Since 2019, patients who suffer from it have had access to gene therapy which consists of a single intravenous injection providing benefit for around fifteen years. However, this treatment must be administered very early in order to ensure the normal development of motor neurons during the first four years of life, hence the importance of early detection of the disease after birth. “When a patient already presents symptoms, it means that he or she has already lost neurons, and will do so forever. He will therefore have after-effects. Whereas if we treat the child very early, we can improve their quality of life, their vital prognosis, and avoid multiple hospitalizations. He will even be able to lead a normal life, and it will therefore cost society much less,” underlined the Dr Christian.
Gene therapies can be very expensive, in some cases reaching several million dollars. However, the benefits they provide to the patient and their family as well as to society by requiring much less care and hospitalizations outweigh these costs, several experts have affirmed.
Gene therapy is also available to treat people with hereditary retinal dystrophy, a visual impairment caused by a genetic mutation. And at least five companies have developed gene therapy for Duchesne muscular dystrophy. “These therapies have given very encouraging results at least in stabilizing patients who would otherwise be doomed to certain death in their twenties or thirties,” noted Dr.r Christian.
The general director of the Regroupement québécois des Maladies Orphanes, which defends the interests of patients suffering from a rare or orphan disease, indicated that the biggest problem facing these patients is diagnostic wandering. “A patient will on average spend between five and seven years and consult around fifteen specialists before we can accurately diagnose the disease that affects them,” explains Jonathan Pratt.

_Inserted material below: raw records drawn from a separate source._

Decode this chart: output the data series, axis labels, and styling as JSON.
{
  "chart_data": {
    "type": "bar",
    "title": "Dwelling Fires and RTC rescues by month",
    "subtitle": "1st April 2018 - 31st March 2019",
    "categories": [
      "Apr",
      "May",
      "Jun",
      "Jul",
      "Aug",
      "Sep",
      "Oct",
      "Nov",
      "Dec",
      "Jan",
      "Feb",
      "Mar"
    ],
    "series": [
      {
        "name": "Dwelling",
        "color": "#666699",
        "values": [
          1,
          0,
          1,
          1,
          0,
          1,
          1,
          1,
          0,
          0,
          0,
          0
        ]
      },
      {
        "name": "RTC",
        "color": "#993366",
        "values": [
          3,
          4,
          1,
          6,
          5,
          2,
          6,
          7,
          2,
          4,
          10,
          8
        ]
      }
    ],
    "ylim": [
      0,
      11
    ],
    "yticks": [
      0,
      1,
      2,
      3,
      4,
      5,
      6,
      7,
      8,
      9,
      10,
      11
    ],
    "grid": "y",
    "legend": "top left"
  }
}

Screening for rare diseases in newborns (neonatal) would help hasten the diagnosis. “In Quebec, around twenty diseases can be screened for, but in Ontario and Alberta, the screening program is much more extensive, a greater number of diseases are subject to neonatal screening. If screening tests are available and other provinces use them, I don’t see why we don’t use them in Quebec, especially knowing how important it is to intervene as early as possible in these diseases, which are often degenerative. », argues Mr. Pratt.
Another problem patients face is the long interval between the approval of a new treatment by regulatory authorities and its administration to the patient. More than two years can pass, during which “patients [concernés] see their condition deteriorate and may even die,” laments Mr. Pratt.
For example, a gene therapy against hemophilia B received approval from Health Canada on December 27, but it will only be available to patients in two years.
The gene therapies that are currently the most advanced use associated adenoviruses that have been emptied of their content to deliver the desired gene into the body. But many patients have antibodies against these viruses, having already been exposed to them, which limits the proportion of patients who can receive this type of treatment. Scientists are currently exploring other types of vectors, including lipid nanoparticles similar to those used in the COVID-19 RNA vaccine.